Now if this event actually occurred, if it actually happened, it makes their activity highly suspicious and adds new questions to the assassination, particularly with reference to the possible foreknowledge of the assassination of intelligence personnel.
In my conversations with this gentleman, I asked questions of a technical nature trying to discovery how their assignment was accomplished. After discovering that the camera signals were transported by wireless means back to the control studio, which was actually a semi-tractor-trailer, I found myself doubting that this type of equipment was available in 1963.
I knew that ham radio operators have been sending television signals easily for a number of years, and I had also participated in that hobby. I also knew that videotaping was still in its infant years in 1963. I started to research available equipment to see if this story had any possibility of being true.
I have another handout that I would like to give you. Now that we know that equipment existed in 1963, and I can tell you a little bit about the equipment, if you would like, in the question and answer, I can relate his entire story, the following information was obtained over approximately three separate conversations with this individual. I had extracted a verbal consent to get his story on videotape, like any good researcher would, but when the time came for doing so, his attitude on the matter had completely reversed and I am only left today with the recollection, you know, the notes that I had taken from the conversation and the subsequent information by my independent investigation.
This military communications group had several cameras stationed around the Plaza. The signals from the cameras were sent back to a semi-tractor-trailer acting as a mobile studio parked a short distance from the Plaza. Each camera had a preview monitor and videotape machine associated with it inside the trailer recording the view of each camera. There was no sound recorded in this assignment.

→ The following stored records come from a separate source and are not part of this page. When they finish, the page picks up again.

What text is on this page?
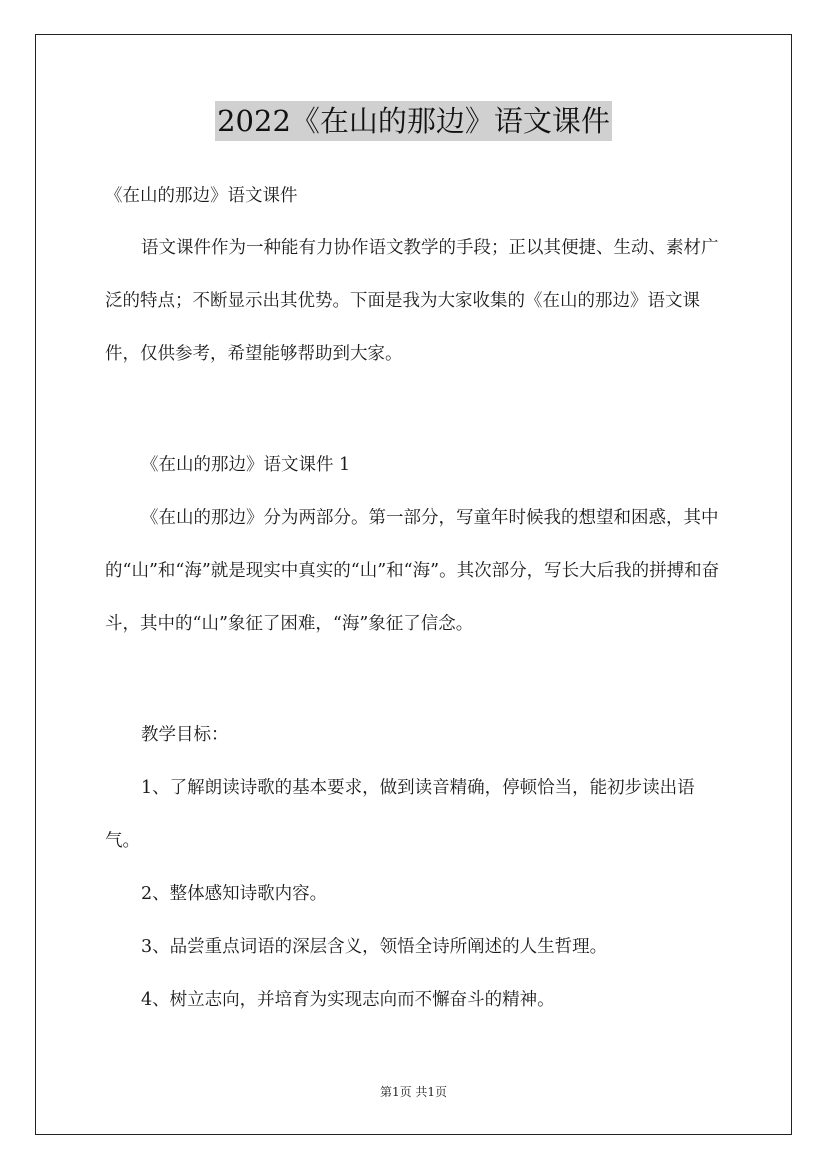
2022《在山的那边》语文课件

《在山的那边》语文课件

语文课件作为一种能有力协作语文教学的手段；正以其便捷、生动、素材广泛的特点；不断显示出其优势。下面是我为大家收集的《在山的那边》语文课件，仅供参考，希望能够帮助到大家。

《在山的那边》语文课件 1

《在山的那边》分为两部分。第一部分，写童年时候我的想望和困惑，其中的“山”和“海”就是现实中真实的“山”和“海”。其次部分，写长大后我的拼搏和奋斗，其中的“山”象征了困难，“海”象征了信念。

教学目标：

1、了解朗读诗歌的基本要求，做到读音精确，停顿恰当，能初步读出语气。

2、整体感知诗歌内容。

3、品尝重点词语的深层含义，领悟全诗所阐述的人生哲理。

4、树立志向，并培育为实现志向而不懈奋斗的精神。

第1页 共1页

Each videotape position had a single person responsible for its proper operation. Each position these men occupied was shielded from the others so that they could only see the preview for their individual camera. Each man saw the assassination occur from a different perspective of their monitors.

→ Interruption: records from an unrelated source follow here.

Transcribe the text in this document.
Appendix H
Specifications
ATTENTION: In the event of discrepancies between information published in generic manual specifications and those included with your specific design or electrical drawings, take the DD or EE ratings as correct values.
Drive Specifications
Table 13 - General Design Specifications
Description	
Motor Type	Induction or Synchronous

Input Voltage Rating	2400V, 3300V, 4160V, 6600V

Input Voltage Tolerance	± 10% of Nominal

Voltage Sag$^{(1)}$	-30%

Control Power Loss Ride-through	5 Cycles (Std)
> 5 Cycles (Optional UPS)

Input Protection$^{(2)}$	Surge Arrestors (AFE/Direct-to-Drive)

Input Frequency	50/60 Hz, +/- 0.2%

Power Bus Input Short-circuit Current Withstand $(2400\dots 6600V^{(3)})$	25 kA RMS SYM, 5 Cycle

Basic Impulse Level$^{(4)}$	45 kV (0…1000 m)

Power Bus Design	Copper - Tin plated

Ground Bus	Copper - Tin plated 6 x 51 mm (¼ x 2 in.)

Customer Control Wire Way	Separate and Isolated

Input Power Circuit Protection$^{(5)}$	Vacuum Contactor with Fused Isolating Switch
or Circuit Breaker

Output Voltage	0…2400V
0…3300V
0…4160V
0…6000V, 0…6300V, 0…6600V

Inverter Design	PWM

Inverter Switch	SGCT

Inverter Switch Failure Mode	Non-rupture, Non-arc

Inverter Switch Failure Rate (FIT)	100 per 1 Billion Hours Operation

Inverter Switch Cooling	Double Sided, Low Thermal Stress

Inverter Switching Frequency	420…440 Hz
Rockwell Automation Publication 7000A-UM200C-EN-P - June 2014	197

About 15 minutes after the assassination, a group of men appeared who identified themselves as FBI agents. These agents seized all the equipment used to videotape the motorcade. Each man was put on a bus which had been summoned to the scene and they were all driven back to their base. Upon their arrival, they were simply told to forget it.
Finding that there was equipment available in 1963 that would do this made it easier for me to accept the story I have just related to you. Several things have made me believe that this group was an intelligence unit.
First, the gentleman would not give me the name of his unit.
Secondly, this individual advised me that his 201 file was inaccessible.
Thirdly, he offered his opinion as pertaining to the reason his group was sent there, which would probably have been in line with the responsibility of an intelligence unit.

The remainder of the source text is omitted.